Dinesh D’Souza’s documentary, 2016: Obama’s America, is fast and loose, if not eye-rolling disingenuous in the way it plays with the facts. An editorial (at most) more than a documentary that attempts to nearly defame and clearly launch a character attack under an almost laughable intellectual pretense. It makes the argument that President Obama is guided to hatred towards America by the ghost presence of the father that abandoned him. An assertion that comes off like a bad Hamlet rip-off or a tacky Freud analysis. As far as supporting facts, D’Souza’s is currently in a push back with many news organizations, including the Associated Press, which called “2016: Obama’s America,” “a crude and inaccurate attack masquerading as a news story.”
Clearly in interviews with D’Souza, news organizations like NPR and progressives like Bill Maher have been frustrated if not angered by the moviemaker’s claims.
Good.
Now that we have a right-leaning example, perhaps some liberals and news organizations will understand why the right was offended at many of Michael Moore’s movies. And why these types of movies, Moore’s, D’Souza’s, should never be called documentaries. They are political pornography. Pieces meant to politically titillate than inform or provide true insight.
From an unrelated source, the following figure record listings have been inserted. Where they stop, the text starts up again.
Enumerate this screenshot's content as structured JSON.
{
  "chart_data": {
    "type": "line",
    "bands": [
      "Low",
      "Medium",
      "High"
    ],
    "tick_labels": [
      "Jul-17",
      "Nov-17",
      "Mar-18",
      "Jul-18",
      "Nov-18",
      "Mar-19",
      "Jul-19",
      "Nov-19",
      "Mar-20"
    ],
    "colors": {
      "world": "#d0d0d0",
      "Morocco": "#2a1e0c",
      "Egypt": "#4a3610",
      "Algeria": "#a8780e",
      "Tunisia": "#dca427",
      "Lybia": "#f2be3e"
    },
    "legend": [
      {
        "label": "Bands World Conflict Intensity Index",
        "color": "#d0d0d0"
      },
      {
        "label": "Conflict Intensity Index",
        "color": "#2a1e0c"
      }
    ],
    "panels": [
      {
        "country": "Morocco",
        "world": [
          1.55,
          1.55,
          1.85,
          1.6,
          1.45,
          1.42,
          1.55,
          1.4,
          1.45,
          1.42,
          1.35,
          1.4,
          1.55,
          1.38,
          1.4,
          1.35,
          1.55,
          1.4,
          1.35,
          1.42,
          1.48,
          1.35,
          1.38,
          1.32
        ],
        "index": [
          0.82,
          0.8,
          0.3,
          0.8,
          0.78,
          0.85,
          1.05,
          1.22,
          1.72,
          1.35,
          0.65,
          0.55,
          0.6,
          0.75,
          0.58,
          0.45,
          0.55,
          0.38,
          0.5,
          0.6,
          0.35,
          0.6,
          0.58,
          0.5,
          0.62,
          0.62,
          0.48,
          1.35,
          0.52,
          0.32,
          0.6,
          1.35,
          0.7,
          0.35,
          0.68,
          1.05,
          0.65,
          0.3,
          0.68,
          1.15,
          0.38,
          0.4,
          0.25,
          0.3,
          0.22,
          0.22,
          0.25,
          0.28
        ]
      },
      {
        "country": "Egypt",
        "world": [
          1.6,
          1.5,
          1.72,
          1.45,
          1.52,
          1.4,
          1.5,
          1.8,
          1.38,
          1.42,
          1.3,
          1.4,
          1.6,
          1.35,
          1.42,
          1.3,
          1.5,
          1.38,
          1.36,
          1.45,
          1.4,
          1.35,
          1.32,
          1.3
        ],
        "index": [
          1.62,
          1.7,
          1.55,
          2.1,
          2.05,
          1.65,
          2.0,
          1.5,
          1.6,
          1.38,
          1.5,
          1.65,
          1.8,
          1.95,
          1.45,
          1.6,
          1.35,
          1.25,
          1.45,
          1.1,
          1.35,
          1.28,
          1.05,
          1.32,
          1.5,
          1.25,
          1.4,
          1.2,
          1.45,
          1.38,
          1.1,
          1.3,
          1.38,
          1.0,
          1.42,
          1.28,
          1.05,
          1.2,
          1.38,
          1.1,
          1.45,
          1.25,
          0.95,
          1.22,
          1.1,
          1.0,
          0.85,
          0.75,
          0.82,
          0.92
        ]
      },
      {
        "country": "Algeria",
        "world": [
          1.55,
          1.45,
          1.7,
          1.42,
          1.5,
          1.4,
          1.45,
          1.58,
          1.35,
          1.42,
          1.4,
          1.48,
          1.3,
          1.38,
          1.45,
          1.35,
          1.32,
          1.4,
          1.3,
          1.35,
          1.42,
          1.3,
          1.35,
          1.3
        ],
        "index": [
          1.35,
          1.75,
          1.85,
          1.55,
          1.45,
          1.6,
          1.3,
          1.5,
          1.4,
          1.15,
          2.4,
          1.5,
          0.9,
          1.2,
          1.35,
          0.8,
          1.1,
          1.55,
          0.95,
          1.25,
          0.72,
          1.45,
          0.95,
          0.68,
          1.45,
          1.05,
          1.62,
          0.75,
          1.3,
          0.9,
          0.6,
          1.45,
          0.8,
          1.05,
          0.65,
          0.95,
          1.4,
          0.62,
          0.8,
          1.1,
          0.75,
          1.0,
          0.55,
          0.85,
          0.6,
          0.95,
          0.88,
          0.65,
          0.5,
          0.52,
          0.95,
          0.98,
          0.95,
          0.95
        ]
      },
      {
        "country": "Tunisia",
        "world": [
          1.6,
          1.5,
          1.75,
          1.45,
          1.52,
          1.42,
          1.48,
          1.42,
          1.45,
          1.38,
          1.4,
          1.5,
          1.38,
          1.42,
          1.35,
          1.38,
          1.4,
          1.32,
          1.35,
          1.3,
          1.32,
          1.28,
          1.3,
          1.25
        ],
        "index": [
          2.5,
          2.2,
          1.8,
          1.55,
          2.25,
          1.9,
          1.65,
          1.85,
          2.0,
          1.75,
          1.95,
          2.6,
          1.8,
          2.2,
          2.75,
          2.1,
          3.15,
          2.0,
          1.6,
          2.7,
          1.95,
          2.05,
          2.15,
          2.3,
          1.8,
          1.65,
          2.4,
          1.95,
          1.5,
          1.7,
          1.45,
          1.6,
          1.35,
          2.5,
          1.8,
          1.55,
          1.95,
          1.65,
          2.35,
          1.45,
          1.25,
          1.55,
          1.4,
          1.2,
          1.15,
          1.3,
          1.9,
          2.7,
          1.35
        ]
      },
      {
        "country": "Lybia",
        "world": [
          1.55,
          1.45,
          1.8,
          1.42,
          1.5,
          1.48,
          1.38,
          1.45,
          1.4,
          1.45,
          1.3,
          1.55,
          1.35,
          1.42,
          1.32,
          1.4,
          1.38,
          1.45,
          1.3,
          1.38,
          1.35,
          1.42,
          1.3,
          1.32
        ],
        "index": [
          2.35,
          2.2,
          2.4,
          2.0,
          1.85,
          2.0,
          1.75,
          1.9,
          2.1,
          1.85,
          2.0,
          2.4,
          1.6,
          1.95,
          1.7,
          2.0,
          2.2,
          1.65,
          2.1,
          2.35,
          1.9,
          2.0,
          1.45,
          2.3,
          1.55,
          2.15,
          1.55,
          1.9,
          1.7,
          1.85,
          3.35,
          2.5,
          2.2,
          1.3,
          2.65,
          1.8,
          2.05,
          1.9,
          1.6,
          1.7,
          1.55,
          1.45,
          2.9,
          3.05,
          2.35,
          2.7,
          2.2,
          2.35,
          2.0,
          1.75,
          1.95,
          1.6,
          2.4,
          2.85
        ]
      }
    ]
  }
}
Michael Moore’s success of Fahrenheit 9/11, the most money-making “documentary” in American history, ushered the age of the big screen political porn in the form of a “rantumentary.” A documentary that’s more of a live-action editorial cartoon. Like a cartoon it employs the use of exaggeration to tease out political messages to the audience. Often used as a way of emotionally stirring up of desired feelings on a topic. For example Moore’s Fahrenheit 9/11 took some factual aspects of the Bush Administration, the “chad” election and decision for George Bush, his corporate backers and references to the president cowboy image to weave a bigger and unproven claim. A claim that corporations, shady foreign backers, big oil Republicans in government and a cowboy president all conspired to make the war in Iraq happen. And, with a wink, possibly 9/11.
That woven-in emotionally felt but not proven conspiracy is part of the design of political porn. Where anger and political conspiracy is what sex and erotic fantasy is to real porn. To get viewers angry, and politically agitated and orgasm with anger at what they’ve just seen. The political “release” is the money shot. The argument conversion.
D’Souza’s movie, like Moore’s, uses the same tactic. He takes the words used in Obama’s book Dreams of my Father and uses barely-tethered interpretations and selective edits and interviews to make viewers afraid and angry about an anti-colonial hatred based policy powering Obama’s plan for governing America with no documentation to support it.
And for some viewers of his movie. That’s proof enough.
The recent success of D’Souza’s movie after Moore’s will only ensure there will be more. And people will go to politically “wack off” at the movie theater. The good news for people like Pee-Wee Herman and Fred Willard-you can’t get arrested.